Model for a reliable clean-energy grid
The new battery is just the latest dispatch from Hawaii’s long-held spot at the vanguard of the energy transition. This is the state that hit mass rooftop solar adoption first and crafted the first utility-scale solar-battery plant in Kauai (not coincidentally, Plus Power CCO Bob Rudd had a hand in that project during his tenure at Tesla).
But when renewables growth and fossil-plant retirements pass a certain threshold, as they have in Hawaii, simply adding more wind, solar or batteries isn’t sufficient. The clean technologies, which run on digitally controlled inverters, have to start maintaining the grid, not just feeding it.
Plenty of other batteries provide frequency services to other grids, and a few of them are larger than Kapolei. But this is the only large-scale battery that we’ve seen capable of combining the basic peak capacity, frequency response, synthetic inertia and grid-rebooting tasks. That’s because Kapolei plays a more central role in its grid than battery plants do elsewhere.
After years of construction, California’s grid battery fleet surpassed 5,000 megawatts installed last year, but that only equates to 7.6% of the mammoth nameplate capacity of the state’s grid. Kapolei alone constitutes about 17% of Oahu’s peak capacity. Hawaiian Electric needed it to take on more responsibility than batteries elsewhere have ever had to.
Take inertia, which stabilizes grid frequency, as one example. Old plants provide this passively, through the spinning mass of their turbines; inertia didn’t need to be defined and compensated for separately in bygone decades because it was part of the package of running a power plant.
Now, across the country, the grid is moving to a model of maximizing cheap renewables when they are available and burning fuel when renewables aren’t. But the thermal plants need to be spinning to provide inertia — sometimes, on the mainland, renewables get curtailed to keep old coal plants running so they can deliver these grid services, Keefe said. This can be a bad deal for electricity customers, not to mention the climate.
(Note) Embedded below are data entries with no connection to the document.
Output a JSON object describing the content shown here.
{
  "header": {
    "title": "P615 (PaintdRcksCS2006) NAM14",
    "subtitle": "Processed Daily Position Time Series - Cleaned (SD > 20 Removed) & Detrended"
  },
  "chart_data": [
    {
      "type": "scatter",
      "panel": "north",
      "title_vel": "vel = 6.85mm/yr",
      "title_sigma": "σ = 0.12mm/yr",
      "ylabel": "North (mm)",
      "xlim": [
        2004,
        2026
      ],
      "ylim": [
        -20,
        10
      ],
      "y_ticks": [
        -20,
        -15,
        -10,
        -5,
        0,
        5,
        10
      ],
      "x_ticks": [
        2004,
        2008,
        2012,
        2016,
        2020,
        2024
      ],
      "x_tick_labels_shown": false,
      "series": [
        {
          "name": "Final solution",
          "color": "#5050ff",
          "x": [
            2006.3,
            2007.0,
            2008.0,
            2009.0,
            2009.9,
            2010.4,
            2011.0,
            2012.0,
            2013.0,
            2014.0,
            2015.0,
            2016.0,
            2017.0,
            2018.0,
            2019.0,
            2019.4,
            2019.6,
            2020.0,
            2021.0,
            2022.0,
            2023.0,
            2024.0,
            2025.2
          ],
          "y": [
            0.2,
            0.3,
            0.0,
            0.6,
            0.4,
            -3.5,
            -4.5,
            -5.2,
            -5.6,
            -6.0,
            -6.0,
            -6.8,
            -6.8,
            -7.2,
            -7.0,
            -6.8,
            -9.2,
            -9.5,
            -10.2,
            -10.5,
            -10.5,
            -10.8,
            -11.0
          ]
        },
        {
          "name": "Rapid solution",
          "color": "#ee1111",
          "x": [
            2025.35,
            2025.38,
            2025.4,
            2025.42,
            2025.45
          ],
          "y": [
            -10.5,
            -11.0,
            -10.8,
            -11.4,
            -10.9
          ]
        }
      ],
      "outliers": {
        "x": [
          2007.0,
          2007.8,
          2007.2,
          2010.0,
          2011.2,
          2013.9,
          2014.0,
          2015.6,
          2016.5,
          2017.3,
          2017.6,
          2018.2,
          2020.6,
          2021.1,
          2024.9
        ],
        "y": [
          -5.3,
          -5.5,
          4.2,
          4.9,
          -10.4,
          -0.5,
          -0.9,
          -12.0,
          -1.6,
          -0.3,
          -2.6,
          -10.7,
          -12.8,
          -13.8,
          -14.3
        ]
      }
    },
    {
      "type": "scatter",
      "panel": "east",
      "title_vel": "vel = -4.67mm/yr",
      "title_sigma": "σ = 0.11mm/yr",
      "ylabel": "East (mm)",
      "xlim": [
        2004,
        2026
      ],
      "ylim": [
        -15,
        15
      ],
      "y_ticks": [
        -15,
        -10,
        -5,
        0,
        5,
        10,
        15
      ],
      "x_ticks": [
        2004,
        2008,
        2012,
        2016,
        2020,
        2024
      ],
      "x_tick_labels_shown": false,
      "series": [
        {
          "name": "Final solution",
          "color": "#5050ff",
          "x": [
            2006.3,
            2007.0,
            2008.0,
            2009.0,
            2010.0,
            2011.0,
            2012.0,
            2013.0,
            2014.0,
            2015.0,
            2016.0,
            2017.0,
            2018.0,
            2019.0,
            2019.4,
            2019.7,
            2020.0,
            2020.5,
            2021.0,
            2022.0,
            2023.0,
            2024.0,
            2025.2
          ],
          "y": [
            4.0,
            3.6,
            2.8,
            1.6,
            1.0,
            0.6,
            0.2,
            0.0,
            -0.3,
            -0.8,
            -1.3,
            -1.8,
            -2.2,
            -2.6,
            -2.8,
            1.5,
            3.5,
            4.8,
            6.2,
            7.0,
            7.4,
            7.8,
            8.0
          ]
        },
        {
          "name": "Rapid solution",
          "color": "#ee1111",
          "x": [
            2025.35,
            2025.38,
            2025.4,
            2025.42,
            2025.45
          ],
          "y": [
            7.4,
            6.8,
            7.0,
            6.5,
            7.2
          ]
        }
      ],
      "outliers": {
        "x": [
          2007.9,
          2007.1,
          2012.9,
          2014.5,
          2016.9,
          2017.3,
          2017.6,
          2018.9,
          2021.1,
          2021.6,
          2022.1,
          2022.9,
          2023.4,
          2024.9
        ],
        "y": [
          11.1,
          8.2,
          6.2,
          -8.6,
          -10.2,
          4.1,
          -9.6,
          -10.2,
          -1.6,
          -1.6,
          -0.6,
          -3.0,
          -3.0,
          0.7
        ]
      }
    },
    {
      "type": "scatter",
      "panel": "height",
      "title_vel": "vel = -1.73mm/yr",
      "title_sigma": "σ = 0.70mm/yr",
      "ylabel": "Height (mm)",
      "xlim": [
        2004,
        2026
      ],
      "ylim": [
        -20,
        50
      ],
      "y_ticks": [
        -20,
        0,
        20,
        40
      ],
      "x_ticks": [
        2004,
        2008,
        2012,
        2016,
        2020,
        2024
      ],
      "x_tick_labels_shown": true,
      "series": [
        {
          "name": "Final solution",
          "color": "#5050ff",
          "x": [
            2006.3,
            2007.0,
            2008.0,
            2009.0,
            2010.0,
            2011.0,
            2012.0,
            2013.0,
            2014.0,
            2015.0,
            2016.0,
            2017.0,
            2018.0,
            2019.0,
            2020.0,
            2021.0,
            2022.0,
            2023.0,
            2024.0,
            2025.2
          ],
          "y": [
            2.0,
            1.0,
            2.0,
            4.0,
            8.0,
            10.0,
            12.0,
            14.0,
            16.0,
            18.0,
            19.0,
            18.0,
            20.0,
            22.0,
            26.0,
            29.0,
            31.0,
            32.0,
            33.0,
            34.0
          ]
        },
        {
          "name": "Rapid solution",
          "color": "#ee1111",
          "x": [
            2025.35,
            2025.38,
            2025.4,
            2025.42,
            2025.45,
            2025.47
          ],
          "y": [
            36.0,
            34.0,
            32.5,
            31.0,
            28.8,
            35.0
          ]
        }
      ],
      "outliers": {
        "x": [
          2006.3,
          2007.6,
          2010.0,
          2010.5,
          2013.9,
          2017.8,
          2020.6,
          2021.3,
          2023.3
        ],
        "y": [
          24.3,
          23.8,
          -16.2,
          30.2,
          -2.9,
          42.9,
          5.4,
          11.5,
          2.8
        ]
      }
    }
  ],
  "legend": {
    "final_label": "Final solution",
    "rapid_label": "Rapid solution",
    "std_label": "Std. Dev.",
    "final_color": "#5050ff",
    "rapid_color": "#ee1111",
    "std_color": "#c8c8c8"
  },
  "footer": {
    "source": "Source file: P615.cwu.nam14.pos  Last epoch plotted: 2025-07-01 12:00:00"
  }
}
Advanced batteries provide a synthetic version of this inertia through savvy programming of their inverters. This offers a more economic alternative while avoiding unnecessary carbon emissions. They also are faster and more precise — Keefe likened the Kapolei battery to a zippy electric sports car compared to the lumbering diesel bus of old thermal plants. That makes batteries a good technical fit for grids that are becoming increasingly volatile due to the fluctuations of renewable production.
Longer-term, U.S. climate goals require a phaseout of fossil fuels from the electric grid. Hydropower and nuclear plants help deliver valuable grid inertia without carbon emissions, but they aren’t on track to grow.
That’s why this project matters to the clean energy shift everywhere: It’s one of the first real-life examples of how to shift critical grid functions from fossil-fueled plants to clean energy plants. And eventually, the kind of grid services Kapolei has pioneered will have to scale nationwide.